ORIGINALLY PUBLISHED ON JULY 15, 2004
By Steve Newton
Directors Joe Berlinger and Bruce Sinofsky spent the better part of three years working on Metallica: Some Kind of Monster, a two-hour-plus documentary that follows the veteran Bay Area metal band through the most tumultuous times of its career.
During that period, long-time bassist Jason Newsted quit the group, a full-time therapist/performance-enhancement coach was hired (for US$40,000 a month), and booze-hound vocalist James Hetfield entered rehab.
Through it all, the shattered group was struggling to complete St. Anger, its first studio recording in five years, with producer Bob Rock subbing in on bass. It’s the pulverizing, fury-driven riffs from that album that are the dominating soundtrack to Berlinger and Sinofsky’s movie, although neither’s musical taste veers toward head-banger territory.
As Berlinger explains on the line from his production office in New York, the real power of Monster comes from its unblinking analysis of what drives the 40-ish hard-rockers, in particular founding members Hetfield and drummer Lars Ulrich.
“I was always fascinated by the dynamic between James and Lars,” the director relates. “I mean, here you have James, a big, beefy, working-class Southern California tough guy who’d be just as comfortable under the hood of a car changing a distributor cap; and there you have Lars, a petite, urbane, upper-crust son of a famous Danish tennis star.”

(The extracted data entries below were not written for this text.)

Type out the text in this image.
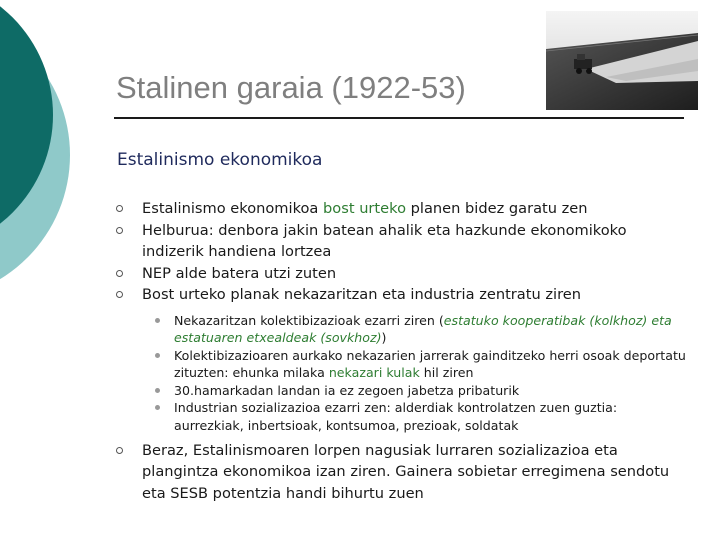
Stalinen garaia (1922-53)
Estalinismo ekonomikoa
Estalinismo ekonomikoa bost urteko planen bidez garatu zen
Helburua: denbora jakin batean ahalik eta hazkunde ekonomikoko indizerik handiena lortzea
NEP alde batera utzi zuten
Bost urteko planak nekazaritzan eta industria zentratu ziren
Nekazaritzan kolektibizazioak ezarri ziren (estatuko kooperatibak (kolkhoz) eta estatuaren etxealdeak (sovkhoz))
Kolektibizazioaren aurkako nekazarien jarrerak gainditzeko herri osoak deportatu zituzten: ehunka milaka nekazari kulak hil ziren
30.hamarkadan landan ia ez zegoen jabetza pribaturik
Industrian sozializazioa ezarri zen: alderdiak kontrolatzen zuen guztia: aurrezkiak, inbertsioak, kontsumoa, prezioak, soldatak
Beraz, Estalinismoaren lorpen nagusiak lurraren sozializazioa eta plangintza ekonomikoa izan ziren. Gainera sobietar erregimena sendotu eta SESB potentzia handi bihurtu zuen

The filmmakers originally hooked up with Metallica while helming their second documentary, Paradise Lost, which questioned the convictions of three teenagers for the brutal 1993 slayings of three children in West Memphis. A major part of the prosecution’s argument hinged on the assumption that the defendants were devil worshippers, mainly because they listened to heavy metal, and the absurdity of that idea caused Berlinger and Sinofsky to reach out to Metallica for soundtrack contributions.
“They really responded to our pitch that heavy metal was on trial as much as these innocent kids were,” recalls Berlinger, “but when I first called them I didn’t even expect to get through. I was labouring under my own stereotype of these guys; I assumed they were beer-swilling idiots who wouldn’t care about a miscarriage of justice. I was embarrassed that I had that stereotype once I met them and dealt with them, and they gave us all this music for free.”
Berlinger says that shooting Some Kind of Monster was the most fun he and Sinofsky ever had working on a film–“in part because there were no dead bodies”. The pair met in the late ’80s at Maysles Films, the same company that produced Gimme Shelter, which Berlinger describes as “the greatest documentary ever made”. The 1970 Rolling Stones film proved an important reference for his own Monster, which opens Friday (July 16) in Vancouver.
“I think Gimme Shelter‘s a brilliant film that obviously captures the flameout of the utopian dream of the ’60s,” he says. “It started out as a documentation of a concert tour, so it’s sort of a kindred spirit with us, because we started out just doing some behind-the-scenes album-making footage, and I really think we’ve captured a time and a place.
“The fact that the biggest heavy band of all time, absolute icons of macho aggression, the fact that they can go through this introspection and people can take it seriously as a film is very demonstrative of where we are at today. That it’s okay for people to ask for help.”